Mesmo após quase quinze anos trabalhando na Noz, estranho o setor B-II quando uma rocha do tamanho de uma maçã atravessa a rede e atinge meu ombro. Olho em volta e percebo que os outros trabalhadores também estão paralisados observando o buraco no teto.

É nesse instante que a sirene toca. O setor é acometido por uma luz avermelhada e os urros atingem meu ouvido. Atordoado, encosto a picareta na parede. Por um segundo espero os gritos "hora da bóia", mas eles não vêm.

Obrigo minha mente a funcionar e então me lembro do meu primeiro ano na Noz, no treinamento de seguranças de trabalho. O som estridente só significa uma coisa. Avalanche.

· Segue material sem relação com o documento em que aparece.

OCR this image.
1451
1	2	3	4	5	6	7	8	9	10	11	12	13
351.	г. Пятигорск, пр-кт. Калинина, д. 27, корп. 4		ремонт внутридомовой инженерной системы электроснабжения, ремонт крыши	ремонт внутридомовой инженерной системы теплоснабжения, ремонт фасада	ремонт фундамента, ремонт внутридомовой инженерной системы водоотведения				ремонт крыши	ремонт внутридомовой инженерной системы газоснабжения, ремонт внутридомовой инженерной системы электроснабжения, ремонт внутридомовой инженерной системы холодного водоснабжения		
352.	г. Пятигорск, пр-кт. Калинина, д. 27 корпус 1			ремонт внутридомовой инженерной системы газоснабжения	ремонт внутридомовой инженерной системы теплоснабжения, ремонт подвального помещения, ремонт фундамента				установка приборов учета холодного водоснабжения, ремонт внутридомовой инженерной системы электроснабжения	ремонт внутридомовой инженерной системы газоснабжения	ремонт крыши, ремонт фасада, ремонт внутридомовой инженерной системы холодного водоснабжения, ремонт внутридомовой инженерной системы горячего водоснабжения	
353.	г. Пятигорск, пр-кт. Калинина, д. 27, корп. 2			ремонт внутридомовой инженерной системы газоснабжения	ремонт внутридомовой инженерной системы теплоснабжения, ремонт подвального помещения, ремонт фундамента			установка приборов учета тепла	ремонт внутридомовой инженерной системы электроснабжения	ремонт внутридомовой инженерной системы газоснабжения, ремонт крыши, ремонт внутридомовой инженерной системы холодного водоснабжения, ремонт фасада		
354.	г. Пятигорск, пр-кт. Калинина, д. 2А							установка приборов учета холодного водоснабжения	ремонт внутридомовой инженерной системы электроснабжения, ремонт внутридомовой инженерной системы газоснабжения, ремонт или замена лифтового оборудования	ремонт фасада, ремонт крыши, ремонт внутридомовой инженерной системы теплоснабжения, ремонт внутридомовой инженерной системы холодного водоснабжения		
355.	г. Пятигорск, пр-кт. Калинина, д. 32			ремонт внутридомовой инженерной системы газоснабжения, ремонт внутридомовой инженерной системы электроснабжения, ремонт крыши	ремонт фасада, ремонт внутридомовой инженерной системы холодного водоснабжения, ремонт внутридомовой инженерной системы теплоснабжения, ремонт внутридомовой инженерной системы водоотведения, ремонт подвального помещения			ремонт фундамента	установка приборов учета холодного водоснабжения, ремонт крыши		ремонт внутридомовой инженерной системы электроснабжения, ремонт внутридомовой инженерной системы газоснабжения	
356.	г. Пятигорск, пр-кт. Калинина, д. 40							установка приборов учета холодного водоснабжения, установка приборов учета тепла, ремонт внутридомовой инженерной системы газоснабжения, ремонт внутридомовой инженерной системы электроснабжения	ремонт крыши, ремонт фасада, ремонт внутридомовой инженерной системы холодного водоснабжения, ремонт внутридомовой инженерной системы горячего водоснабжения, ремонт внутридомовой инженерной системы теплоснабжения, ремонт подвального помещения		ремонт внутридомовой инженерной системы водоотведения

 Concluo quase no mesmo segundo que os demais. Tomo posse de uma das pás que encontro no chão e me acotovelo na saída. Meus pés me guiam para o único lugar possível: setor D-IX. Preciso encontrar Ares.

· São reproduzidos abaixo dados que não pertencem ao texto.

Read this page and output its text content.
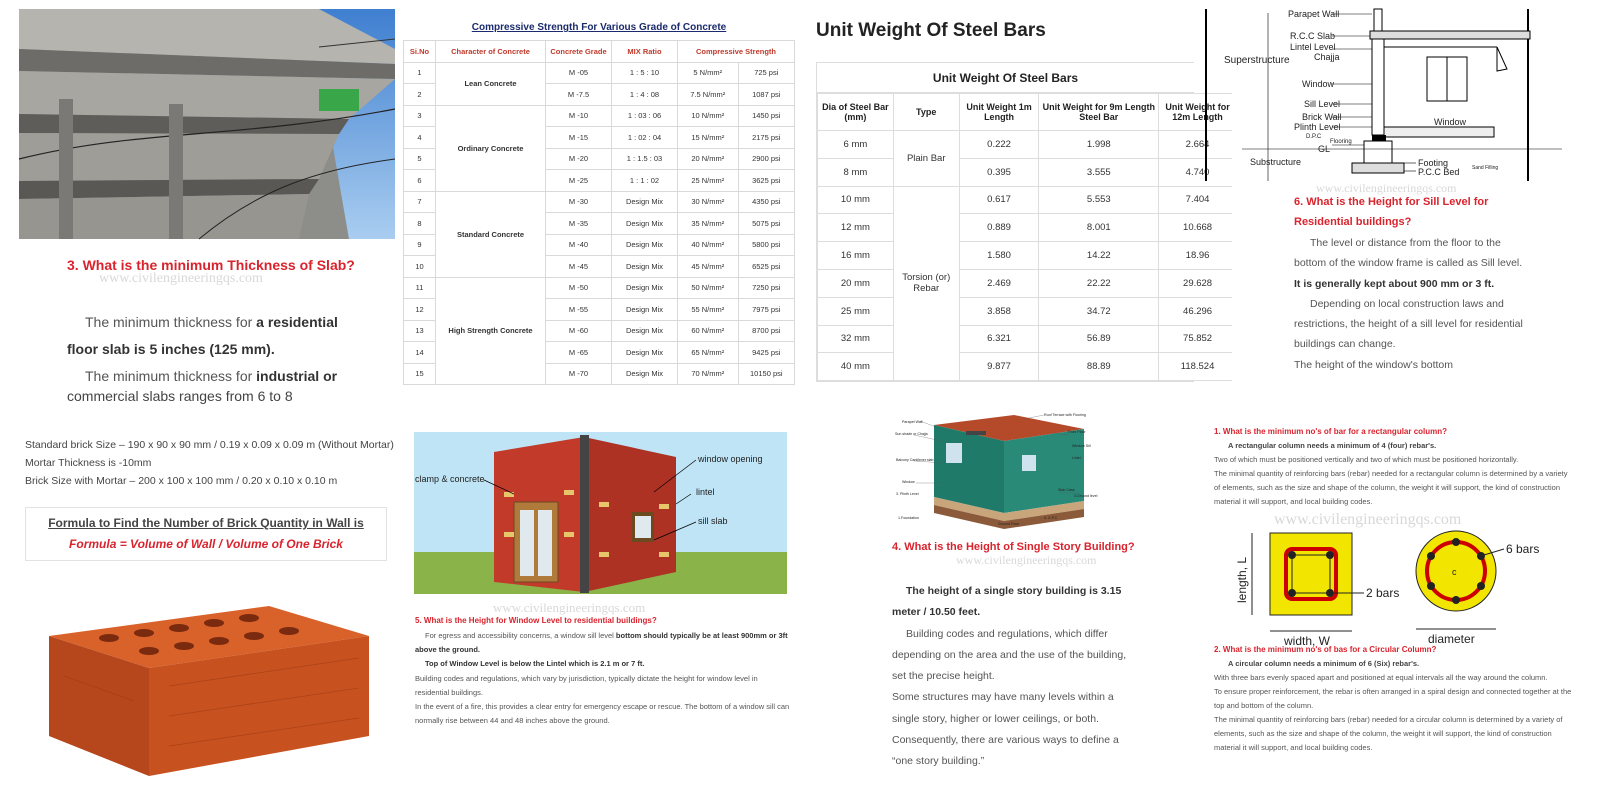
3. What is the minimum Thickness of Slab?
www.civilengineeringqs.com
The minimum thickness for a residential floor slab is 5 inches (125 mm).
The minimum thickness for industrial or
commercial slabs ranges from 6 to 8
Compressive Strength For Various Grade of Concrete
Si.No	Character of Concrete	Concrete Grade	MIX Ratio	Compressive Strength	
1	Lean Concrete	M -05	1 : 5 : 10	5 N/mm²	725 psi
2		M -7.5	1 : 4 : 08	7.5 N/mm²	1087 psi
3	Ordinary Concrete	M -10	1 : 03 : 06	10 N/mm²	1450 psi
4		M -15	1 : 02 : 04	15 N/mm²	2175 psi
5		M -20	1 : 1.5 : 03	20 N/mm²	2900 psi
6		M -25	1 : 1 : 02	25 N/mm²	3625 psi
7	Standard Concrete	M -30	Design Mix	30 N/mm²	4350 psi
8		M -35	Design Mix	35 N/mm²	5075 psi
9		M -40	Design Mix	40 N/mm²	5800 psi
10		M -45	Design Mix	45 N/mm²	6525 psi
11	High Strength Concrete	M -50	Design Mix	50 N/mm²	7250 psi
12		M -55	Design Mix	55 N/mm²	7975 psi
13		M -60	Design Mix	60 N/mm²	8700 psi
14		M -65	Design Mix	65 N/mm²	9425 psi
15		M -70	Design Mix	70 N/mm²	10150 psi
Unit Weight Of Steel Bars
Unit Weight Of Steel Bars
Dia of Steel Bar (mm)	Type	Unit Weight 1m Length	Unit Weight for 9m Length Steel Bar	Unit Weight for 12m Length
6 mm	Plain Bar	0.222	1.998	2.664
8 mm		0.395	3.555	4.740
10 mm	Torsion (or) Rebar	0.617	5.553	7.404
12 mm		0.889	8.001	10.668
16 mm		1.580	14.22	18.96
20 mm		2.469	22.22	29.628
25 mm		3.858	34.72	46.296
32 mm		6.321	56.89	75.852
40 mm		9.877	88.89	118.524
Parapet Wall
R.C.C Slab
Lintel Level
Chajja
Superstructure
Window
Sill Level
Brick Wall
Plinth Level
D.P.C
Flooring
GL
Substructure	Footing
P.C.C Bed	Sand Filling
Window
www.civilengineeringqs.com
6. What is the Height for Sill Level for Residential buildings?
The level or distance from the floor to the bottom of the window frame is called as Sill level. It is generally kept about 900 mm or 3 ft.
Depending on local construction laws and restrictions, the height of a sill level for residential buildings can change.
The height of the window's bottom
Standard brick Size – 190 x 90 x 90 mm / 0.19 x 0.09 x 0.09 m (Without Mortar)
Mortar Thickness is -10mm
Brick Size with Mortar – 200 x 100 x 100 mm / 0.20 x 0.10 x 0.10 m
Formula to Find the Number of Brick Quantity in Wall is
Formula = Volume of Wall / Volume of One Brick
window opening
lintel
sill slab
clamp & concrete
www.civilengineeringqs.com
5. What is the Height for Window Level to residential buildings?
For egress and accessibility concerns, a window sill level bottom should typically be at least 900mm or 3ft above the ground.
Top of Window Level is below the Lintel which is 2.1 m or 7 ft.
Building codes and regulations, which vary by jurisdiction, typically dictate the height for window level in residential buildings.
In the event of a fire, this provides a clear entry for emergency escape or rescue. The bottom of a window sill can normally rise between 44 and 48 inches above the ground.
Roof Terrace with Flooring
Parapet Wall
Sun shade or Chajja	Front Floor
Window Sill
Balcony Cantilever slab	Lintel
Window
Stair Case
3. Plinth Level	3.Ground level
1.Foundation
Ground Floor
4. G.P.C
4. What is the Height of Single Story Building?
www.civilengineeringqs.com
The height of a single story building is 3.15 meter / 10.50 feet.
Building codes and regulations, which differ depending on the area and the use of the building, set the precise height.
Some structures may have many levels within a single story, higher or lower ceilings, or both.
Consequently, there are various ways to define a “one story building.”
1. What is the minimum no's of bar for a rectangular column?
A rectangular column needs a minimum of 4 (four) rebar's.
Two of which must be positioned vertically and two of which must be positioned horizontally.
The minimal quantity of reinforcing bars (rebar) needed for a rectangular column is determined by a variety of elements, such as the size and shape of the column, the weight it will support, the kind of construction material it will support, and local building codes.
www.civilengineeringqs.com
length, L
width, W
2 bars
c
6 bars
diameter
2. What is the minimum no's of bas for a Circular Column?
A circular column needs a minimum of 6 (Six) rebar's.
With three bars evenly spaced apart and positioned at equal intervals all the way around the column.
To ensure proper reinforcement, the rebar is often arranged in a spiral design and connected together at the top and bottom of the column.
The minimal quantity of reinforcing bars (rebar) needed for a circular column is determined by a variety of elements, such as the size and shape of the column, the weight it will support, the kind of construction material it will support, and local building codes.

Ignoro a vergonha que ele causou a nossa família ao ter atingido os 18 anos e não ter sido escolhido pela Academia para representar o Distrito 2 nos Jogos Vorazes. Porque eu sei que jamais vou me perdoar se algo acontecer a Ares. Se eu perder meu filho.

Desvio das rochas que atrapalham o meu caminho. Me sinto novamente como um adolescente na área e agilidade da Academia. Se eu me esforçar quase consigo ouvir a voz da professora Venília gritando “Isso é tudo o que pode fazer, senhor Caelinus?”.

Mas agora tenho uma motivação: Ares.

Então encontro-o vindo em minha direção. Está desarmado e usa a camisa como uma máscara. Somente agora percebo que a poeira que se instalou nos túneis e repito seu gesto, grato do suor acumulado no tecido.

Ares ainda está meio grogue quando agarro seu pulso e o conduzo a passos rápidos para a saída. Conforme nos aproximamos do túnel, as pessoas vão surgindo no nosso campo de visão. Até mesmo os meus passos estão letárgicos e os destroços e a correria levantam mais nuvens de poeira.

Me sinto sufocado pelo ar e então a sentença de morte se torna palpável. Faço a única coisa possível: eu grito por socorro. Mas, abafado pelo camisa e meus pulmões carregados por fuligem, o som é rouco e estrangulado.

Sinto um aperto leve no meu tornozelo, abaixo o olhar e encontro Ares deitado de bruços. Imito seus movimentos e percebo que o ar está mais leve aqui embaixo. Mas não muito.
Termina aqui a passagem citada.